Cela tombait particulièrement bien lorsqu’une des conditions stipulait qu’il devait accomplir la mission sans son masque.
Rui secoua immédiatement la tête.
Accepter de combattre sans masque lors d’un tournoi encadré par les Académies Martiales, face à des pairs ayant accepté une compétition loyale, relevait d’une chose, mais il refusait catégoriquement de divulguer son identité pendant une mission solitaire susceptible de lui attirer de nouveaux ennemis indifférents à l’équité ou au consentement. Trop dangereux.
De plus, le contrat ne lui offrait aucune expérience utile pour progresser en tant qu’Artiste Martial. Tout ce qui était inférieur au grade cinq était franchement trop mesquin par rapport à son niveau actuel de puissance. Il désirait un défi capable de le stimuler, et celui-ci n’y correspondait absolument pas.
Il jeta aussitôt la fiche de mission sur le côté.
Les autres missions de garde du corps suivaient la même logique : il était manifestement considéré comme un trophée à étaler devant certains cercles ou classes sociales, plutôt que comme un Artiste Martial rémunéré pour les protéger.
Il imaginait que son statut de finaliste au prestigieux Concours Martial leur rapporterait une bonne dose de points sociaux.
Les autres représentants du tournoi devaient probablement ignorer de telles offres, puisqu’ils appartenaient déjà à leur propre Famille Martiale et refuseraient tout pacte avec une entité extérieure. Pourtant, il sentait bien que les gens tentaient de l’accrocher quelque peu, car il ne possédait aucun lien réel avec qui que ce soit au sommet de l’échelle sociale.
Il écarta tous ces contrats sans hésitation. Il n’avait aucune envie de caresser leur vanité. Franchement, ils ne pouvaient guère lui proposer quelque chose qui le touchât véritablement.
De l’argent ? Devenir riche n’était pas son objectif.
Des ressources pour devenir plus fort ? L’Union Martiale les surpassait largement de ce côté-là.
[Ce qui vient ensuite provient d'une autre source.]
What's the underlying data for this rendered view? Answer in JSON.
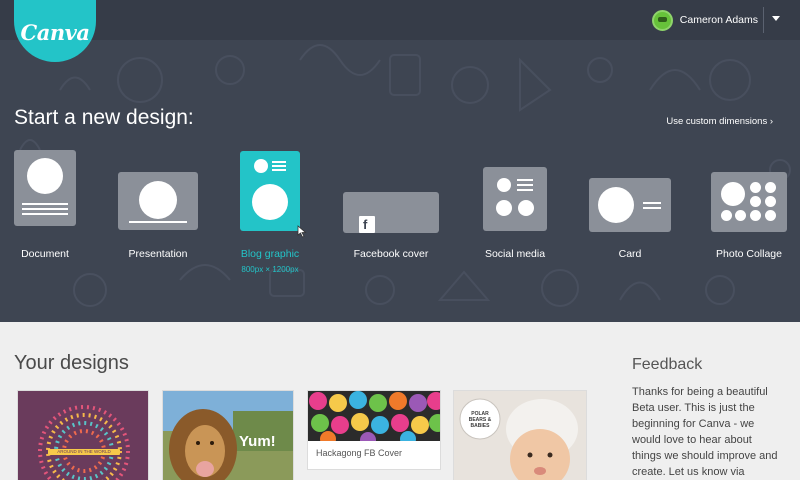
{
  "brand": {
    "logo_text": "Canva",
    "accent": "#23c4c8"
  },
  "user": {
    "name": "Cameron Adams",
    "avatar_icon": "avatar-icon",
    "menu_icon": "caret-down-icon"
  },
  "start": {
    "title": "Start a new design:",
    "custom_link": "Use custom dimensions ›",
    "types": [
      {
        "label": "Document",
        "icon": "document-icon"
      },
      {
        "label": "Presentation",
        "icon": "presentation-icon"
      },
      {
        "label": "Blog graphic",
        "icon": "blog-graphic-icon",
        "selected": true,
        "dimensions": "800px × 1200px"
      },
      {
        "label": "Facebook cover",
        "icon": "facebook-cover-icon"
      },
      {
        "label": "Social media",
        "icon": "social-media-icon"
      },
      {
        "label": "Card",
        "icon": "card-icon"
      },
      {
        "label": "Photo Collage",
        "icon": "photo-collage-icon"
      }
    ]
  },
  "designs": {
    "title": "Your designs",
    "items": [
      {
        "title": "",
        "text": "AROUND IN THE WORLD"
      },
      {
        "title": "",
        "text": "Yum!"
      },
      {
        "title": "Hackagong FB Cover",
        "text": ""
      },
      {
        "title": "",
        "text": "POLAR BEARS & BABIES"
      }
    ]
  },
  "feedback": {
    "title": "Feedback",
    "text": "Thanks for being a beautiful Beta user. This is just the beginning for Canva - we would love to hear about things we should improve and create. Let us know via"
  }
}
Seule la Famille Royale pouvait les égaler en matière de dons faits aux Artistes Martiaux.
Du prestige social ? Encore une fois, peu lui importait.
Il souhaitait seulement perfectionner son Art Martial et parcourir sa Voie Martiale.
Intrigué, il passa ensuite aux missions de chasse. C’était différent. La moitié provenait de citoyens privés, l’autre du Ministère de l’Écologie et de l’Environnement. Elles couvraient une variété de profils ; reconnaissance, acquisition de ressources, extermination, etc.
Il décida de toutes les accepter. Plus discrètes, elles lui apporteraient une vraie expérience enrichissante, là où les contrats vantards n’y allaient pas de main morte.
Les rejetant sur le côté, il consulta ensuite le lot de fiches de mission diverses et variées.